A bank identification number (BIN) is a six-digit number used to identify payment card issuers. Bank-issued debit cards, credit cards, prepaid debit cards, gift cards, and electronic benefit cards can all have bank identification numbers.
Definition and Examples of Bank Identification Numbers
A bank identification number is a set of digits used to distinguish one payment card from another. Specifically, a BIN is the first six digits printed or embossed on the front of a payment card. Bank identification numbers can also be referred to as issuer identification numbers (INN).
You can find BINs on:
- Debit cards that are linked to a checking or money market account
- Credit cards
- Charge cards
- Prepaid debit cards
- Gift cards
- Electronic benefit cards
- Health care payment cards (such as a health savings account (HSA) debit card)
This numbering system was developed by the American National Standards Institute (ANSI) and the International Organization for Standardization (ISO). These organizations create business and industry standards in the U.S. and internationally, respectively. Those standards include the issuance of bank identification numbers and issuer identification numbers.
Bank identification numbers serve an important purpose. They're used to connect card-based transactions with card issuers. Issuer identification numbers are unique in that no two card issuers have the same number. This is what makes it easy to tell card issuers apart if you're familiar with how BINs work.
- Alternate name: Issuer identification number (INN)
- Acronym: BIN
The sequence of digits in a BIN is important for determining where the card comes from and what type of card it is. If you have a card's BIN, you can use an online lookup tool to determine:
- Who the card issuer is (i.e. Visa, Mastercard, American Express, Discover)
- Whether it's a debit or credit card
- Whether it's a prepaid card
- Where the card issuer is located
- The issuer's phone number
Here are some examples of how a BIN works. Say you have a debit card that has this BIN: 413572. If you type that into a BIN lookup tool, you'll learn this card is issued by Bank of America. It's a Visa-branded debit card issued in the U.S.
Now, assume you have a card with this BIN: 37618. If you enter that into the BIN lookup tool, you'll find this card is issued by American Express. Specifically, it's a credit card issued in Japan.
Bank identification numbers ensure the correct account is debited or credited when a card-based transaction occurs, helping to prevent fraud.
How Bank Identification Numbers Work
The bank identification number or issuer identification number system is a global numbering plan used to identify card issuers. When you use your debit or credit card to make a purchase online or in a store, the BIN is used to determine your card issuer. The remaining digits on the card are used to process the transaction.
This all happens through an electronic payment processing system. This system involves the merchant, its payment processor, the issuing bank, and the merchant's bank. The BIN is used as a marker to verify the authenticity of the transaction. In other words, this is how each party ensures that no fraud is taking place.
Incorrectly entering your bank identification number when shopping online can cause the transaction to be declined.
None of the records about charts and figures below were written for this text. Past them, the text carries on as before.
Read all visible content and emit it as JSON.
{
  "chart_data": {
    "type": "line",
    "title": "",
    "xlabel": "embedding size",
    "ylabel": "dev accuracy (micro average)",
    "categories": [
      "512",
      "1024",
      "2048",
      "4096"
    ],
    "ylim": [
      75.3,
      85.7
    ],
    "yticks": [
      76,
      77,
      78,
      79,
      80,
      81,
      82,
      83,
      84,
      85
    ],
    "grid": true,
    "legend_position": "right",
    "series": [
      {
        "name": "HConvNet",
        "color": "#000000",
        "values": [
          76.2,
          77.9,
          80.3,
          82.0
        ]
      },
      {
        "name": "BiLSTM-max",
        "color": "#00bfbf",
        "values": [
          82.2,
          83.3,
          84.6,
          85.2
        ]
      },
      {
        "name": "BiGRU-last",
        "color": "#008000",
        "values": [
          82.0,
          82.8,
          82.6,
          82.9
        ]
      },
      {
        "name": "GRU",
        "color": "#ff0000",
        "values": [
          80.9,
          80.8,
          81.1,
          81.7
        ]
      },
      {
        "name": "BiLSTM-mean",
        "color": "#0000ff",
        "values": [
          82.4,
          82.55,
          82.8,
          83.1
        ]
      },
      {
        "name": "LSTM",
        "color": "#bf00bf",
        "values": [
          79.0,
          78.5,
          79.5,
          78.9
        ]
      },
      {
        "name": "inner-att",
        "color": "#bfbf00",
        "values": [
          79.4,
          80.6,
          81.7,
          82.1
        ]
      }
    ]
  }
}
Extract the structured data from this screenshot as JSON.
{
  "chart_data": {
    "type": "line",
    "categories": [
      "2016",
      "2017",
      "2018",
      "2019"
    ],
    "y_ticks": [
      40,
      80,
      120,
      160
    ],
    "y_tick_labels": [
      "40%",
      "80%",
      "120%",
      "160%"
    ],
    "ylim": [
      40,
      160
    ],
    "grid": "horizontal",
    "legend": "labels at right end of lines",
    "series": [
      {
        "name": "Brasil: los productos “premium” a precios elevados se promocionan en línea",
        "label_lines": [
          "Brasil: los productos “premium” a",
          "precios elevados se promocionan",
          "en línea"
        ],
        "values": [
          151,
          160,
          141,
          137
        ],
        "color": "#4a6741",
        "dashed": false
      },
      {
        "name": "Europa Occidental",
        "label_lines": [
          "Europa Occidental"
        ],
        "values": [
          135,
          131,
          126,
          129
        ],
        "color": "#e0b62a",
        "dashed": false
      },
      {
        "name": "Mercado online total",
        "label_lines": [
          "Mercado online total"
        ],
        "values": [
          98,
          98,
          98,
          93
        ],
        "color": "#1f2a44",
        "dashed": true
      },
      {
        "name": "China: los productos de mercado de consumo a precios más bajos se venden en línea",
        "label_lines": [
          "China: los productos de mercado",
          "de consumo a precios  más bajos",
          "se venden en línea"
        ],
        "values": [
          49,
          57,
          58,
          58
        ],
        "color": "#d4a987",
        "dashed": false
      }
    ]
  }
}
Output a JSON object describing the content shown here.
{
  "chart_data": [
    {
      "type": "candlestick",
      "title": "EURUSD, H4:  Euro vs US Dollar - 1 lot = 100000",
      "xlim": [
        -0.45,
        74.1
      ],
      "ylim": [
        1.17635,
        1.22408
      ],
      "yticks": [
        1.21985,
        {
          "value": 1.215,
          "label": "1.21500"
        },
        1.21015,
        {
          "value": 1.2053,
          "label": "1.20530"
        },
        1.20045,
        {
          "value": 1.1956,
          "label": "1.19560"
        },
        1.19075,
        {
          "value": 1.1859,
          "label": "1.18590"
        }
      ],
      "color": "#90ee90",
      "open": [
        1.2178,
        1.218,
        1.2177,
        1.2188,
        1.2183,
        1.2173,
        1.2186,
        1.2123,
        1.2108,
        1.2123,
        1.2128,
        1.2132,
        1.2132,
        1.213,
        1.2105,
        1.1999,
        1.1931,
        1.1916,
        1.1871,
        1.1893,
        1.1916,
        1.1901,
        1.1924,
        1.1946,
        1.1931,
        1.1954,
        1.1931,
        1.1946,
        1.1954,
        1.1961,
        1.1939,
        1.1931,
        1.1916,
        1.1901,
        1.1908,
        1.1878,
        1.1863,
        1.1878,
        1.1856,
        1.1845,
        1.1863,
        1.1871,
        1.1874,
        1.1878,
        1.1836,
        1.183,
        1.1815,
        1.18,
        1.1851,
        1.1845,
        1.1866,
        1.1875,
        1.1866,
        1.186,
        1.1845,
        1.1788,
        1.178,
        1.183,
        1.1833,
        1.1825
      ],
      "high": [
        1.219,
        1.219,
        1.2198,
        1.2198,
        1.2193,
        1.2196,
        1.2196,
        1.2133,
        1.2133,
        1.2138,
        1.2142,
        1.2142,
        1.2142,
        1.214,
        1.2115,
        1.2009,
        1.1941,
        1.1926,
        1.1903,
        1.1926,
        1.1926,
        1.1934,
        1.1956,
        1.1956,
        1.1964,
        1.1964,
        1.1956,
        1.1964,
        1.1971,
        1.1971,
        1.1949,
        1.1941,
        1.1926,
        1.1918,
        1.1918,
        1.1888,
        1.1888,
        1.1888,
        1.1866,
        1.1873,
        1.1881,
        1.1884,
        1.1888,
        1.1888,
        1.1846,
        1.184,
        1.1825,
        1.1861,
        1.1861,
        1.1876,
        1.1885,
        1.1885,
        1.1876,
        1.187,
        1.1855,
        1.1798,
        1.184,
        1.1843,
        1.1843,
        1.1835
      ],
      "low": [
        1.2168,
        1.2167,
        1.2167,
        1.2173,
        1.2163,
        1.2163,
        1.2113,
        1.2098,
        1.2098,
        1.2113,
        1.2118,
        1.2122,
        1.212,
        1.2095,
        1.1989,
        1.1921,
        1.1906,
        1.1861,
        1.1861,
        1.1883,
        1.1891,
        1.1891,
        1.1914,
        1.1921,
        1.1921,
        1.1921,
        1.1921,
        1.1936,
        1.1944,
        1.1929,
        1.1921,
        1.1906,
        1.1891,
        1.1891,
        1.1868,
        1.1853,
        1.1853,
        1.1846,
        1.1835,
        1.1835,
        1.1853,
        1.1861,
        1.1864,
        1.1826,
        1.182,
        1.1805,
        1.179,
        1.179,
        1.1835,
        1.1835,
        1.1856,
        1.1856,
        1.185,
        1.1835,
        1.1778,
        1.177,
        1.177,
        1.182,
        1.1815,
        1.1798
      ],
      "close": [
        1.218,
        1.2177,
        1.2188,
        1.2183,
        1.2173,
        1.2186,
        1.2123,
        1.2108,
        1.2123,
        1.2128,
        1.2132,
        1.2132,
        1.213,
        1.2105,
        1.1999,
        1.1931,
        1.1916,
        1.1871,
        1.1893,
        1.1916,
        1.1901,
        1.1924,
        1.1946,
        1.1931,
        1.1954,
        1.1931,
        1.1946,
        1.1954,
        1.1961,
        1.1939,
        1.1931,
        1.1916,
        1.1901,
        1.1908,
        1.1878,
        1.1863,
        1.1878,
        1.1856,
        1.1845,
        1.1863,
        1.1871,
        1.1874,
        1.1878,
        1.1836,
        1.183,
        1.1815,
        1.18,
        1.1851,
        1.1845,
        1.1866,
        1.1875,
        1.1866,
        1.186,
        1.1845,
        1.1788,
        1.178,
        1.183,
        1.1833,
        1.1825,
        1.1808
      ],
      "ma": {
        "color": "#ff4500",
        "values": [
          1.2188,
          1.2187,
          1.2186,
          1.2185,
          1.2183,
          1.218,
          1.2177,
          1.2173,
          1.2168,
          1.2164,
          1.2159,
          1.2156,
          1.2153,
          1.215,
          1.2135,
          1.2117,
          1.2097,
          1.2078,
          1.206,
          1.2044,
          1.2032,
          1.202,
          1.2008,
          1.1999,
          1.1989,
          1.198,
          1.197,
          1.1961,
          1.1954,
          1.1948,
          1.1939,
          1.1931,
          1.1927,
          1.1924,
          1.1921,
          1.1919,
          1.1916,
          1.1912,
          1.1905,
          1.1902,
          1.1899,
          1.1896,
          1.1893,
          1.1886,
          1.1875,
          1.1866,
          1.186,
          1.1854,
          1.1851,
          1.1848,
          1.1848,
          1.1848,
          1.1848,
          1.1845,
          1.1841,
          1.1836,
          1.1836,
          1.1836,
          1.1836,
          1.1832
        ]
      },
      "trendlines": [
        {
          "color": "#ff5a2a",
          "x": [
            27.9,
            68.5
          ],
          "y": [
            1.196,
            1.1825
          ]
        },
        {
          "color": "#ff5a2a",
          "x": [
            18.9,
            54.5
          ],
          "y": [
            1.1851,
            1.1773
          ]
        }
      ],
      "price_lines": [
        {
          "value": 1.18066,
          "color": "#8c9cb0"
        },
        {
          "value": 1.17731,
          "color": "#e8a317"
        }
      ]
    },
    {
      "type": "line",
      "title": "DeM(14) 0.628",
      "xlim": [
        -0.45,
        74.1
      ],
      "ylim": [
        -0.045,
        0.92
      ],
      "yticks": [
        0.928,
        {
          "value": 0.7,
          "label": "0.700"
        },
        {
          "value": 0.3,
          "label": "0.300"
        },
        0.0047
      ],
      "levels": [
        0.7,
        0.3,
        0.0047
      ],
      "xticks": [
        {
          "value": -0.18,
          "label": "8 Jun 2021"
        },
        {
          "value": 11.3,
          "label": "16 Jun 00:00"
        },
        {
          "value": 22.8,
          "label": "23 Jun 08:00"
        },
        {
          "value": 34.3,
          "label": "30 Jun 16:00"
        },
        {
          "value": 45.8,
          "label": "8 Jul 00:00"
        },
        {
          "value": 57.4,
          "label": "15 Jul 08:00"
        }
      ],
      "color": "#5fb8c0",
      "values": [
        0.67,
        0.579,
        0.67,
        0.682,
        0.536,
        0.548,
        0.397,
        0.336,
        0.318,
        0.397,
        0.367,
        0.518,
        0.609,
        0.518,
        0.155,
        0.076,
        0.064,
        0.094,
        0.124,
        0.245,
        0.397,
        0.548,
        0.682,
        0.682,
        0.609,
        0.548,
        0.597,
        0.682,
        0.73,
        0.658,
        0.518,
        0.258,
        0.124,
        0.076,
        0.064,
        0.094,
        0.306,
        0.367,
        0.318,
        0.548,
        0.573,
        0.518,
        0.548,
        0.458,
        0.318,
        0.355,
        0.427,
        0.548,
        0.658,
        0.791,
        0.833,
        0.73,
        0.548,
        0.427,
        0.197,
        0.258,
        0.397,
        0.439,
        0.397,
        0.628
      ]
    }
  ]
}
Traditionally, BINs have been the first four to six digits of a payment card number. Beginning in April 2022, this is set to change. Due to an expected shortage in the availability of new INNs, bank identification numbers will begin using eight digits instead. This won't change the way your card works, but it does have implications for payment processors and card issuers.
Card issuers and payment processors will continue to support six-digit BINs, but new cards are expected to use the eight-digit system.
- Bank identification numbers are used to distinguish one card issuer from another.
- These numbers can also be referred to as issuer identification numbers (INNs).
- Traditionally, bank identification numbers have been the first six digits on a payment card, but this will shift to eight digits beginning in 2022.
- Each BIN is unique to its card issuer, and can tell you whether it's a debit or credit card and what country it was issued in.